A matéria também foi recentemente objeto de análise por esta 22ª Câmara Cível, por ocasião do julgamento da Apelação Cível nº 70083179903, acórdão da lavra do Exmo. Desembargador Francisco José Moesch, julgado em 12/12/2019, quando, inclusive, acompanhei integralmente o voto lançado pelo ilustre relator, calhando colacionar a ementa do julgado:

APELAÇÃO CÍVEL. TRIBUTÁRIO. EMBARGOS À EXECUÇÃO FISCAL. IPTU. PRELIMINAR DE NULIDADE DAS CERTIDÕES DE DÍVIDA ATIVA. REQUISITOS DE VALIDADE PREENCHIDOS. PRELIMINAR DESACOLHIDA. SOCIEDADE DE ECONOMIA MISTA. CEEE-D. IMUNIDADE RECÍPROCA. ART. 150, VI, ?A?, DA CF. RECONHECIMENTO. ENTENDIMENTO DO STF. REQUISITOS CONFIGURADOS. I) Preenchidos os requisitos dispostos nos art. 202 do CTN e do § 5º do art. 2º da Lei nº 6.830/80, os quais foram verificados na Certidão de Dívida Ativa, não há falar em nulidade. Preliminar desacolhida. II) Embora não contempladas no rol entidades beneficiadas, o Supremo Tribunal Federal vem estendendo a imunidade tributária recíproca às sociedades de economia mista prestadoras de serviço público, desde que preencham determinados requisitos, como no presente caso. APELO PROVIDO. UNÂNIME.(Apelação Cível, Nº 70083179903, Vigésima Segunda Câmara Cível, Tribunal de Justiça do RS, Relator: Francisco José Moesch, Julgado em: 12-12-2019) ? Grifei.
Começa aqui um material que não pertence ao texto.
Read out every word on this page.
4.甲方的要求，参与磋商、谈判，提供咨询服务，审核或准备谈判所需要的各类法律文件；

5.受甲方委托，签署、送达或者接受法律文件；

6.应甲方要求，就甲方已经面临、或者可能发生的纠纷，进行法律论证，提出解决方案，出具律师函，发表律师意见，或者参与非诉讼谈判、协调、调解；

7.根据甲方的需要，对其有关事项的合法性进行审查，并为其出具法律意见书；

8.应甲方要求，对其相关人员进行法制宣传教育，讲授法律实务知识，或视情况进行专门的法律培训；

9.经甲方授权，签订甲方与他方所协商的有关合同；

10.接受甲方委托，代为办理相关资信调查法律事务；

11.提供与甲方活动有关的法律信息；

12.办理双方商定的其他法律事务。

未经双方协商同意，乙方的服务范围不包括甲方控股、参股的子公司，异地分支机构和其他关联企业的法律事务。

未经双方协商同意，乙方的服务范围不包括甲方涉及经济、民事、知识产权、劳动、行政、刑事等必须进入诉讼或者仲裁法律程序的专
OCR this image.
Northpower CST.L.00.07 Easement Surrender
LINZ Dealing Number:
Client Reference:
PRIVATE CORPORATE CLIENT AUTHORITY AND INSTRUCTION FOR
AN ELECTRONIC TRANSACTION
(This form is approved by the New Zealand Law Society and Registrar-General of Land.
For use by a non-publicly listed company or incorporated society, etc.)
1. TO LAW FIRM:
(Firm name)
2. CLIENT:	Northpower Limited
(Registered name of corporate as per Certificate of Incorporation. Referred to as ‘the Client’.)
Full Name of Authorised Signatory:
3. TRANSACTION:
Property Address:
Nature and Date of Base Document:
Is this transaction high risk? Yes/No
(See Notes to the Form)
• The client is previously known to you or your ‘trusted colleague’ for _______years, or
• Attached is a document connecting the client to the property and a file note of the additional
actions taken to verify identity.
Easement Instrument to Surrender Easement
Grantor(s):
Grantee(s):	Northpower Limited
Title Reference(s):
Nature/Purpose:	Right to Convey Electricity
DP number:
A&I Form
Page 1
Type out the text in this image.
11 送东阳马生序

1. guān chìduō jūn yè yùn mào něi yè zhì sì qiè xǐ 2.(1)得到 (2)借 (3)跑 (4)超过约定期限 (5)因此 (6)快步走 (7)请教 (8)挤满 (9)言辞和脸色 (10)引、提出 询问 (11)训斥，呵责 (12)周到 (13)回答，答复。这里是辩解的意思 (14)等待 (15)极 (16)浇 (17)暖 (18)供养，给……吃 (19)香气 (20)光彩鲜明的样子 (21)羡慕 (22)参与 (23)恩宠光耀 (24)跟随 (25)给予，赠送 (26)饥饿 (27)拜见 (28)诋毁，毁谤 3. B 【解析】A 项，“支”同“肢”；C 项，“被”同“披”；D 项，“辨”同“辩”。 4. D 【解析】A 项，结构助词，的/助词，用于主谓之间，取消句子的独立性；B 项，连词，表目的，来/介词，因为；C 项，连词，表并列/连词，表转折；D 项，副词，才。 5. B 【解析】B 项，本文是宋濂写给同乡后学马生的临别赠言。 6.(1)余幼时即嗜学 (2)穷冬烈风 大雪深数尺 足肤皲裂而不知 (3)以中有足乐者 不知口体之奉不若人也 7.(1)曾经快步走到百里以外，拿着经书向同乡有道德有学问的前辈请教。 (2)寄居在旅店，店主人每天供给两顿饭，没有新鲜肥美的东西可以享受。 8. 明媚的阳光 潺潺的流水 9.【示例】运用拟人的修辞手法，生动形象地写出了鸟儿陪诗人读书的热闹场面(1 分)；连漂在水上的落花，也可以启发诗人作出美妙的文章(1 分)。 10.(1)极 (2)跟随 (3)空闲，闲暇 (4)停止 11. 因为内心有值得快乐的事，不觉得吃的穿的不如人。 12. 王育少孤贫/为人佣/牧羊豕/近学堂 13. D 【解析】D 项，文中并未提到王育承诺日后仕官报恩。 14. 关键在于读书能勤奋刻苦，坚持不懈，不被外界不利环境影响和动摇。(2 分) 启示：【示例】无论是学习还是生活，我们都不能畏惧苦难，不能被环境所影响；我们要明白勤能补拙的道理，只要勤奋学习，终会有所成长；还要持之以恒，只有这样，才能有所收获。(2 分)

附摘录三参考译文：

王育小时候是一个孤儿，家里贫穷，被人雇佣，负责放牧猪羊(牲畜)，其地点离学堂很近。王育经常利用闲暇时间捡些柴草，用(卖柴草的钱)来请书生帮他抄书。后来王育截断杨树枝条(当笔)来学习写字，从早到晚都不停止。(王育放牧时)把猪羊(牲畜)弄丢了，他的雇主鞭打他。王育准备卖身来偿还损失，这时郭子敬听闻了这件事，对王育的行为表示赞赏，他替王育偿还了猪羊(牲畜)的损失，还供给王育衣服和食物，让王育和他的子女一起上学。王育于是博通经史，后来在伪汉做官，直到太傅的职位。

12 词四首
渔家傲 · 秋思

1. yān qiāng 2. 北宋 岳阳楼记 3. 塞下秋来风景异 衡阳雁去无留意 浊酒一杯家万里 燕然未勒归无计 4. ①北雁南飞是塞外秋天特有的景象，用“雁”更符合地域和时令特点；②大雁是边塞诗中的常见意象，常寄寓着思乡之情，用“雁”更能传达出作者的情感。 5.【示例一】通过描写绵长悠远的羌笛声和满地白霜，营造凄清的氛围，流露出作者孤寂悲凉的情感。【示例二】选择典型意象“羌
Também as demais Câmaras integrantes deste Tribunal de Justiça tem se posicionado pela possibilidade de ser reconhecida a imunidade recíproca à CEEE-GT, a saber:

AGRAVO DE INSTRUMENTO. DIREITO TRIBUTÁRIO. IPTU. EXECUÇÃO FISCAL. EXCEÇÃO DE PRÉ-EXECUTIVIDADE. CEEE-GT. IMUNIDADE RECÍPROCA. CONFIGURAÇÃO. A CEEE-GT presta serviço de transmissão e geração de energia elétrica, que não se confunde com a simples distribuição do serviço realizada pelas empresas concessionárias de distribuição de energia elétrica que atuam no Estado do Rio Grande do Sul, como a CEEE-D, a AES Sul, a RGE, as Cooperativas de Eletrificação Rural e outras. O serviço prestado pela apelante não se dá em regime de livre concorrência, mas por força da delegação de serviço público essencial pela União, nos moldes do art. 21, inc. XII, b, da CF. Para a solução da controvérsia ora posta, há que se fazer a necessária distinção entre as empresas que prestam serviço público em regime de livre concorrência, como é o caso das distribuidoras acima mencionadas, que cobram tarifa para a distribuição de energia elétrica ao usuário, e aquelas empresas delegatárias de serviço público da União, que prestam serviço de geração e transmissão de energia elétrica, como é o caso da CEEE-GT. Reconhecimento da imunidade tributária recíproca. Precedentes do STF e desta Corte. AGRAVO DE INSTRUMENTO PROVIDO, POR MAIORIA.(Agravo de Instrumento, Nº 70082384462, Segunda Câmara Cível, Tribunal de Justiça do RS, Relator: Lúcia de Fátima Cerveira, Julgado em: 27-11-2019) ? Grifei.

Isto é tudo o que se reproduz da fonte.